The Sox will explore the elite relievers on the market. This year, Mike Gonzalez (80 games, 2.42 ERA, 10.9 strikeouts per nine innings) and Rafael Soriano (77 games, 2.97 ERA, 12.1 strikeouts per nine innings) both fit that bill.
However, both will require multi-year contracts as well as the sacrifice of a draft pick, since both Type A free agents were offered salary arbitration. And history suggests that it would be unlikely for the Sox to pay such a price.
Only once during the seven-year administration of GM Theo Epstein have the Sox sacrificed a draft pick or given a contract of more than two guaranteed years to a reliever.
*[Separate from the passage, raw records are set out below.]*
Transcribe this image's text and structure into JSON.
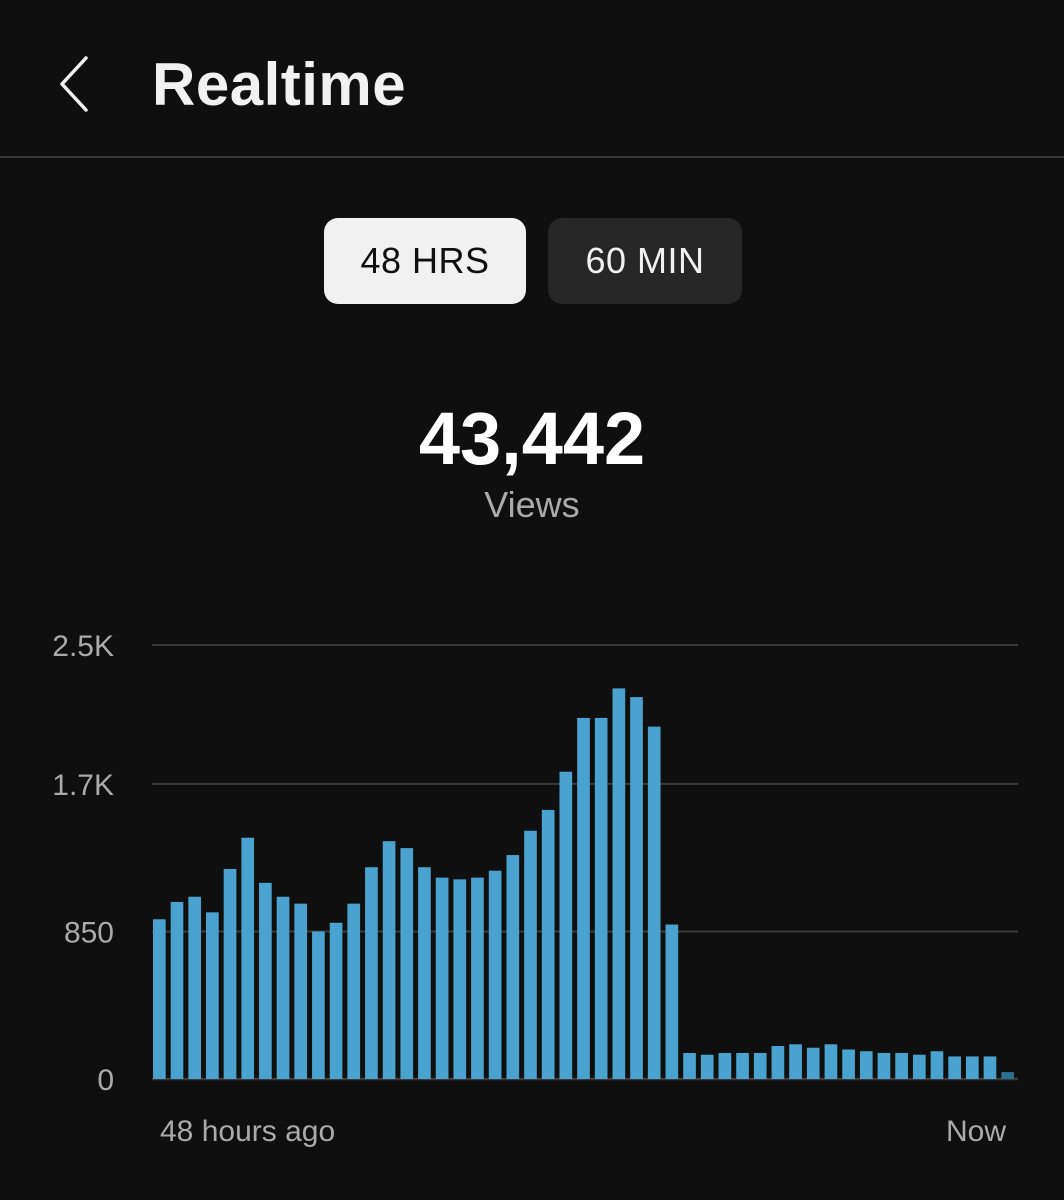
{
  "header": {
    "title": "Realtime",
    "back_icon": "chevron-left-icon"
  },
  "range_toggle": {
    "options": [
      {
        "label": "48 HRS",
        "active": true
      },
      {
        "label": "60 MIN",
        "active": false
      }
    ]
  },
  "metric": {
    "value": "43,442",
    "label": "Views"
  },
  "colors": {
    "background": "#0f0f0f",
    "bar": "#4aa3cf",
    "bar_current": "#2a6f8f",
    "gridline": "#3a3a3a",
    "active_tab_bg": "#f1f1f1",
    "inactive_tab_bg": "#272727"
  },
  "chart_data": {
    "type": "bar",
    "ylim": [
      0,
      2500
    ],
    "y_ticks": [
      {
        "value": 2500,
        "label": "2.5K"
      },
      {
        "value": 1700,
        "label": "1.7K"
      },
      {
        "value": 850,
        "label": "850"
      },
      {
        "value": 0,
        "label": "0"
      }
    ],
    "x_labels": {
      "start": "48 hours ago",
      "end": "Now"
    },
    "grid": true,
    "values": [
      920,
      1020,
      1050,
      960,
      1210,
      1390,
      1130,
      1050,
      1010,
      850,
      900,
      1010,
      1220,
      1370,
      1330,
      1220,
      1160,
      1150,
      1160,
      1200,
      1290,
      1430,
      1550,
      1770,
      2080,
      2080,
      2250,
      2200,
      2030,
      890,
      150,
      140,
      150,
      150,
      150,
      190,
      200,
      180,
      200,
      170,
      160,
      150,
      150,
      140,
      160,
      130,
      130,
      130,
      40
    ]
  }
}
Both cases occurred with the signing of Keith Foulke to a three-year deal after the 2003 season.
Unless the Sox trade closer Jonathan Papelbon, thus creating a need for a closer (and there have been no indications that the team will do this), it is difficult to envision Boston making such a sacrifice for a reliever ‘ especially since the Sox are mindful of the year-to-year inconsistencies of performers out of the bullpen.
It is also worth noting that the Sox — who have already coughed up one draft pick in order to sign Marco Scutaro, but gained two back when Billy Wagner signed with the Braves — have only sacrificed multiple draft picks in one offseason. That came after the 2004 season, when the team lost two picks for signing Edgar Renteria and David Wells, but enjoyed a net gain of four draft picks by receiving two selections each for Pedro Martinez, Derek Lowe and Orlando Cabrera.